A dozen or so years ago, I was head coach of a summer league team, and part of what we would do at the first practice after a meet was hand out ribbons. You got a ribbon for down to 6th place, I think, and anything else got a participation ribbon; the only kids who didn’t get the coveted ribbon were the ones who had disqualified in the event. I had finished handing everything out and the kids were all trickling away, when one little girl approached me. She was ten or eleven at the time, and had a VERY concerned look on her face.

“Coach, I think there was a mistake.”

“Oh yeah, Mary? What’s that?”

“Well, I dropped eleven seconds off my breaststroke time, and I know I beat some other girls, but I didn’t get a ribbon.”

My heart sank. I was afraid this one was coming.

“Mary, you got DQ’d.”

“But why?”

“Well, you use that nose plug when you swim, and I know you like it to keep the water out of your nose, but when you dove in and came up,  you reached up and adjusted it which is considered ‘breaking stroke’, so you got disqualified. And that means it’s like the swim never happened, so you don’t get to keep that faster time either.”

Silence, and a concerned frown.

“How do I fix that?”

So I explained the technique for blowing air to keep water out of your nose, and assured her we would work on it in practice. I wasn’t terribly worried about it, things like this happen all the time in summer league swimming, and I knew it would resolve over the summer. To me, this was not a big deal.

Fast forward to our next swim meet, less than a week later. The breaststroke event came up, and I noticed Mary behind the blocks, no nose plug in sight. I nudged my assistant coach, and we watched to see how Mary would do without it. She swam fast, and “legally” (no DQ), and dropped 12 seconds off that previous best time! We were ecstatic and cheering, when her mom approached.
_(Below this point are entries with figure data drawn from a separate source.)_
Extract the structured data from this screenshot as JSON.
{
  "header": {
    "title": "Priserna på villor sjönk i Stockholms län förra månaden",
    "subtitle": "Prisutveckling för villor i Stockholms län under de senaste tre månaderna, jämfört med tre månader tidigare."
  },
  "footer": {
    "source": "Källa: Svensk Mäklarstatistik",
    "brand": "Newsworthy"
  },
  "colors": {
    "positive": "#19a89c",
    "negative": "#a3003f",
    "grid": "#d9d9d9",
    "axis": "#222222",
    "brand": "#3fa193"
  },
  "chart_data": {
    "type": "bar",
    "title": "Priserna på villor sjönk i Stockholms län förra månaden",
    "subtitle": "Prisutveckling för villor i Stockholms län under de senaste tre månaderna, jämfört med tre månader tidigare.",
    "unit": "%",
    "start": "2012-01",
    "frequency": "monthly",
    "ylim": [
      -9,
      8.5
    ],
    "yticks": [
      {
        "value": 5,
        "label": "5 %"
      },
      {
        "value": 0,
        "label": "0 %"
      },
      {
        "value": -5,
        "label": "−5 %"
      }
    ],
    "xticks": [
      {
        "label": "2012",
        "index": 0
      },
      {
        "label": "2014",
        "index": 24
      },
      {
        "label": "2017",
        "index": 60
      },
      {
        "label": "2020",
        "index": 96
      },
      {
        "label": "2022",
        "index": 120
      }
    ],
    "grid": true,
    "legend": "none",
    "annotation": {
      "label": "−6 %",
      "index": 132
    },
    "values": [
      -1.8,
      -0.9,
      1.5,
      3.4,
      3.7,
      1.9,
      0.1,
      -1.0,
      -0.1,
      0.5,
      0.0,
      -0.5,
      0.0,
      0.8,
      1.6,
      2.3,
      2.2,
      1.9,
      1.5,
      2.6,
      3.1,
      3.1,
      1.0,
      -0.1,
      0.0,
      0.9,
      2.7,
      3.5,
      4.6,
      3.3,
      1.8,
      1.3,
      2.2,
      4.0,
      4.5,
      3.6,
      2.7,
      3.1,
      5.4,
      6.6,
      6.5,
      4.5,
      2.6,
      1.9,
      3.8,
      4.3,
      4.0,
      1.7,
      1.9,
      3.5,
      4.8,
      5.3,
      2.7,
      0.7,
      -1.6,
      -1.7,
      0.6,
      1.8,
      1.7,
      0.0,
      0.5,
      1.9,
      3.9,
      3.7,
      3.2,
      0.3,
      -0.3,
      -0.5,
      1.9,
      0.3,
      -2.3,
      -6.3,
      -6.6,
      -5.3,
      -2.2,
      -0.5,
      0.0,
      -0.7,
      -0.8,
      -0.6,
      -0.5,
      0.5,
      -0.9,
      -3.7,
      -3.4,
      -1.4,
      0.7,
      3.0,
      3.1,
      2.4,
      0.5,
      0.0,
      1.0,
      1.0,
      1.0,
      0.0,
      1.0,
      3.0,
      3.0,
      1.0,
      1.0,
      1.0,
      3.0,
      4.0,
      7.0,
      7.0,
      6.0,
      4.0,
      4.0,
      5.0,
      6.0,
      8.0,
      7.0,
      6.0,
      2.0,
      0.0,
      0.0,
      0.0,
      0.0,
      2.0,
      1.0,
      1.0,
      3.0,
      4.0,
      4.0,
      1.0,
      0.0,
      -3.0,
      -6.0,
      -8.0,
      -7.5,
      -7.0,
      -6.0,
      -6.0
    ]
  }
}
“I want to tell you something,” she said, “even though Mary asked me not to. I think you need to know. Mary had me bring her to the pool every day, twice a day, so she could practice not using the nose plug. She didn’t want to DQ again, and have the swim be like it never happened.”

I was floored. What to me was “no big deal” was a huge deal to Mary. In less than a week, Mary had taken it on herself to let go of something she thought she needed, something that probably made her less fearful in the water, and had succeeded. The kind of strength and determination it takes to not only fix a technique detail, but overcome the emotional attachment to a crutch, is something rare to see.

Mary opened my eyes to the strength that children possess, and in fact, I have seen this kind of fortitude far more in children than in adults. I have been honored time and again with the opportunity to share in that journey with a young person, and witness their release of fear, triumph over challenge, and victory over their own insecurity. They are brave in a way I sometimes think adults have forgotten how to be.

My goal for this year has been to rediscover how to be brave. I left coaching, and now I will return in a different capacity, with a new team. Both of these were acts of bravery, and in doing these things I hope I honor the numerous kids over the years who have taught me so much.